Menjelang Hari Raya Nyepi, umat Hindu di Jogja dan sekitarnya melakukan upacara Melasti di Pantai Parangkusumo. Ritual ini bermakna pembersihan diri dari perbuatan buruk di masa lalu.
***
Upacara Melasti digelar pada Minggu (27/2/2022), di pantai Parangkusumo, Kalurahan Parangtritis, Bantul, Yogyakarta. Namun karena PPKM level 3 peserta upacara Melasti tahun ini dibatasi hanya 200 peserta saja.
Melasti merupakan salah satu ritual menyambut Hari Raya Nyepi bagi umat Hindu. Biasanya dilakukan tiga hari menjelang hari raya Nyepi.
Menurut jadwal, upacara Melasti dimulai pukul 2 siang. Namun satu jam sebelum acara dimulai saya sudah berada di pantai Parangkusumo. Matahari terik menyengat kulit. Area peserta upacara dipagari oleh tali rafia. Di dalam area yang dipagari tali rafia itu terdapat terdapat 5 tenda yang menaungi peserta dari panasnya matahari.
Tenda yang paling besar merupakan tempat peserta upacara. Perempuannya mengenakan kebaya putih berselendang kuning berkain batik yang juga didominasi warna kuning. Sedangkan yang lelaki memakai baju putih berikat kepala. Namun ada juga beberapa di antaranya yang memakai sorjan lurik pakaian khas adat jawa.

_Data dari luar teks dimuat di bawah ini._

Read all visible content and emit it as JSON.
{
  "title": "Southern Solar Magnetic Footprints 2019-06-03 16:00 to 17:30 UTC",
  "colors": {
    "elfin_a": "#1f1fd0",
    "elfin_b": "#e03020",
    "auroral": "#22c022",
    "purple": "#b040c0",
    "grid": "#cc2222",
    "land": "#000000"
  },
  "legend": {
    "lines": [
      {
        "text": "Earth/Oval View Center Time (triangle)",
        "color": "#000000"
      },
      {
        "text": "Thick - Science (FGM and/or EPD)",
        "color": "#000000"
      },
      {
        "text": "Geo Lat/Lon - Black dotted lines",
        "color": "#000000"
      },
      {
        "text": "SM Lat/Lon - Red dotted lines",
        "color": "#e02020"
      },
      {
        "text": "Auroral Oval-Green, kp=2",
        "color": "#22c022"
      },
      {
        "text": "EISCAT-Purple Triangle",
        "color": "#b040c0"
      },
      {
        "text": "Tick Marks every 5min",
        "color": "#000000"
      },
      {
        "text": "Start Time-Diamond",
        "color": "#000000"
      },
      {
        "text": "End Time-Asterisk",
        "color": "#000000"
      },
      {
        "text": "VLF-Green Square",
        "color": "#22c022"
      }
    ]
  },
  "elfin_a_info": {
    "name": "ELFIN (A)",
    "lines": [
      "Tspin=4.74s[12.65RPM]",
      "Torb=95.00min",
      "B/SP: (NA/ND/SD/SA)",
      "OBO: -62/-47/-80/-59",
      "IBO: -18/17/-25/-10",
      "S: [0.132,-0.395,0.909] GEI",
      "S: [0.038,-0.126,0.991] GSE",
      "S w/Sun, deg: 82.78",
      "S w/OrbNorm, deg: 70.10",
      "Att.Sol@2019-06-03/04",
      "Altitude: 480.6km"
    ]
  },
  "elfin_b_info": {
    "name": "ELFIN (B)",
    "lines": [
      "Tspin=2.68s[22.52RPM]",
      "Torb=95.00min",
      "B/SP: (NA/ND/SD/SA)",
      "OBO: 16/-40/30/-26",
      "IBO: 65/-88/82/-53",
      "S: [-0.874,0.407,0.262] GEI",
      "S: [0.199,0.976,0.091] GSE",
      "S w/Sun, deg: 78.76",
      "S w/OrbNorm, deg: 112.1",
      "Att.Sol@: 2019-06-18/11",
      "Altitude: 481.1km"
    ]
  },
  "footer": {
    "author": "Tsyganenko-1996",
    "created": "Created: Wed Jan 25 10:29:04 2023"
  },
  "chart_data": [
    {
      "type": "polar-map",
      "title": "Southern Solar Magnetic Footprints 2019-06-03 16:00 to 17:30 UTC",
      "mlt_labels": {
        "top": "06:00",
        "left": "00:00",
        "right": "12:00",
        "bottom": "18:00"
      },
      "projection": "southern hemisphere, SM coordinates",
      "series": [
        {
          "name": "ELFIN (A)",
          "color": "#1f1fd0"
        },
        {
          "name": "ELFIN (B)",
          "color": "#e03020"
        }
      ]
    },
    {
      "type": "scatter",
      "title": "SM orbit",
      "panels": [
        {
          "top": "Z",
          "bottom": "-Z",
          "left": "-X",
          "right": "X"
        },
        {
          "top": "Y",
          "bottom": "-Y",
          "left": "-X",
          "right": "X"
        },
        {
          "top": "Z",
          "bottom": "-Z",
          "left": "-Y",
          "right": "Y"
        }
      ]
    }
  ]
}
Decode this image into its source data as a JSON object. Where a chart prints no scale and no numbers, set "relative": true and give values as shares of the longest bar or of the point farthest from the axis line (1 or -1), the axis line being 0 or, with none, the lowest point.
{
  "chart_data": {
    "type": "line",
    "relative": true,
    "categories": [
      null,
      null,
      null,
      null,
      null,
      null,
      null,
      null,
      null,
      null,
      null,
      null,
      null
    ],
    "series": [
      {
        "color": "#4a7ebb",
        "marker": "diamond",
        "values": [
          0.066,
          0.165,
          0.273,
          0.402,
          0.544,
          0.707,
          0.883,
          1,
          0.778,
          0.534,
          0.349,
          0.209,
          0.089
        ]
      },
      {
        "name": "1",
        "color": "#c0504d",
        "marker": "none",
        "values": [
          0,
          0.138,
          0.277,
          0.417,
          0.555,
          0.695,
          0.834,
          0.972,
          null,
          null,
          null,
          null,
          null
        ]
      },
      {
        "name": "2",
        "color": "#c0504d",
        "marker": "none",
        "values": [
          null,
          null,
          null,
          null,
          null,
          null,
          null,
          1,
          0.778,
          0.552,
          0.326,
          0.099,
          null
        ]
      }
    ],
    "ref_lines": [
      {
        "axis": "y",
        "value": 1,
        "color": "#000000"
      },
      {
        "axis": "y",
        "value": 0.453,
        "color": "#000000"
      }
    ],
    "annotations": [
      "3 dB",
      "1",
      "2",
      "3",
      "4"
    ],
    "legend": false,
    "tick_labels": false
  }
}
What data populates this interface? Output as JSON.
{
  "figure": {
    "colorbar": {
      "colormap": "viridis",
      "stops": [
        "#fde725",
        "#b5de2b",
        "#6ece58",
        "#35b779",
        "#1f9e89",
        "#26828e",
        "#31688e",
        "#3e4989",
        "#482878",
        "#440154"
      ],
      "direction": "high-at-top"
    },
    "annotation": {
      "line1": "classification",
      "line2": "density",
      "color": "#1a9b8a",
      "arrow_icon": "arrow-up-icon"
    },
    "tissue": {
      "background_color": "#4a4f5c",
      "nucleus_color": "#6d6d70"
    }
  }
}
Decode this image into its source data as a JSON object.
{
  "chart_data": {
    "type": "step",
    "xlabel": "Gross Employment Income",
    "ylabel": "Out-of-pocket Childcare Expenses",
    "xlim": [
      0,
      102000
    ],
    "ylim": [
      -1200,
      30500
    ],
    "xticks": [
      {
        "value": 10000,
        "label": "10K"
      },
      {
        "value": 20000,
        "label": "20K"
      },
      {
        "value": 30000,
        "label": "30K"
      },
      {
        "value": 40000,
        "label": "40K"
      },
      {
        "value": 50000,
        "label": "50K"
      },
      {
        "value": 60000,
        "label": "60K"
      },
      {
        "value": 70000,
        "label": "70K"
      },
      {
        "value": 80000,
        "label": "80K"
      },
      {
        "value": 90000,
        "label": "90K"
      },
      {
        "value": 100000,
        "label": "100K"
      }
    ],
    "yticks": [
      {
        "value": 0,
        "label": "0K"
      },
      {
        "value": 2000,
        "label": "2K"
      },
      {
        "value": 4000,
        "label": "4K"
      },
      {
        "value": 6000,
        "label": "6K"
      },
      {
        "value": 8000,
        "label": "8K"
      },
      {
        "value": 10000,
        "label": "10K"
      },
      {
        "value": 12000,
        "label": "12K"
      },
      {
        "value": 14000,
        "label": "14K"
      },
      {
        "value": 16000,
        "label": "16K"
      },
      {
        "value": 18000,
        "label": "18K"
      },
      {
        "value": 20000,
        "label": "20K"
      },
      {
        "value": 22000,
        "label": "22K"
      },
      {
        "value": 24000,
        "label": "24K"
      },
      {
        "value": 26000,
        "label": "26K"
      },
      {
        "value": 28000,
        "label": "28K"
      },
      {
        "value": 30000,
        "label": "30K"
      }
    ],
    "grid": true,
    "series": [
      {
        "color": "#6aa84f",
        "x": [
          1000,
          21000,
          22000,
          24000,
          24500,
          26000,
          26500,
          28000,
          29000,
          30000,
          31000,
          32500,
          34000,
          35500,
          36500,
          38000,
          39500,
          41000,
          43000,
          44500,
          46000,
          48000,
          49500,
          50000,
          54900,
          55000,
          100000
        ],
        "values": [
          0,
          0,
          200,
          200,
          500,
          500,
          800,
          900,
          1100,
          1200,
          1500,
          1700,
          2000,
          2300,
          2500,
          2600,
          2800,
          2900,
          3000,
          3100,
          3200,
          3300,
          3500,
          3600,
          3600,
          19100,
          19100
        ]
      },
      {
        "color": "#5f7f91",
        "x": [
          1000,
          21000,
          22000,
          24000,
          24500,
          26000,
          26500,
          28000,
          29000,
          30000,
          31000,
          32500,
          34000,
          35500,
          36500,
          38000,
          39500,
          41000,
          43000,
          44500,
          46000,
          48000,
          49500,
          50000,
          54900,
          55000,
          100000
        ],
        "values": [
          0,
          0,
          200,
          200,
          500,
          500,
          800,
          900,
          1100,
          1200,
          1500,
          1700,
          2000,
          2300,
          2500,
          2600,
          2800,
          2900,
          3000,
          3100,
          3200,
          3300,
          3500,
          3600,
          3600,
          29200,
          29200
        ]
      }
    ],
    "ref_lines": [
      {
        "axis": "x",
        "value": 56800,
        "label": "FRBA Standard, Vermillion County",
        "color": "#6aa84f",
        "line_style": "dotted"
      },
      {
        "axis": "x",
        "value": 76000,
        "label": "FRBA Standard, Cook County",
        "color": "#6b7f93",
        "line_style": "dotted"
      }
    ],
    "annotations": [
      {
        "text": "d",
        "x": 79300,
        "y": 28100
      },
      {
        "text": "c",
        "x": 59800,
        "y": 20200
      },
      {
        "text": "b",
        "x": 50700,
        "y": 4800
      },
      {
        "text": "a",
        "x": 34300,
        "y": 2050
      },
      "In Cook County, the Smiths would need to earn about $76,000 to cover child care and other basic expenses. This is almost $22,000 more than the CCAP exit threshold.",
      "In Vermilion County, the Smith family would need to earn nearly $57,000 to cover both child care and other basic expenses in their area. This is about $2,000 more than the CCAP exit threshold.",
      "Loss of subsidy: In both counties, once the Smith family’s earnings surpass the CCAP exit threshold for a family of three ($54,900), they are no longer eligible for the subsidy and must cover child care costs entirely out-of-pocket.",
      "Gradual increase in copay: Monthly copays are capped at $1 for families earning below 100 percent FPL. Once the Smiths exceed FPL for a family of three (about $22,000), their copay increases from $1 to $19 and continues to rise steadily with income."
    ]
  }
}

Di tenda bagian depan yang menghadap ke laut ada semacam altar, tempat duduk para pemuka agama yang juga mengenakan pakaian berwarna putih. Di hadapannya terhampar sesaji dan beragam bunga warna-warni. Dari atas altar itulah asap dupa mengepul tak henti menebarkan wangi.
Di depan tenda altar ada lagi dua buah meja panjang dibalut kain berwarna kuning. Letaknya berada di sebelah kiri dan kanan sehingga tidak menutupi pandangan pemuka agama yang duduk di meja altar menghadap ke laut.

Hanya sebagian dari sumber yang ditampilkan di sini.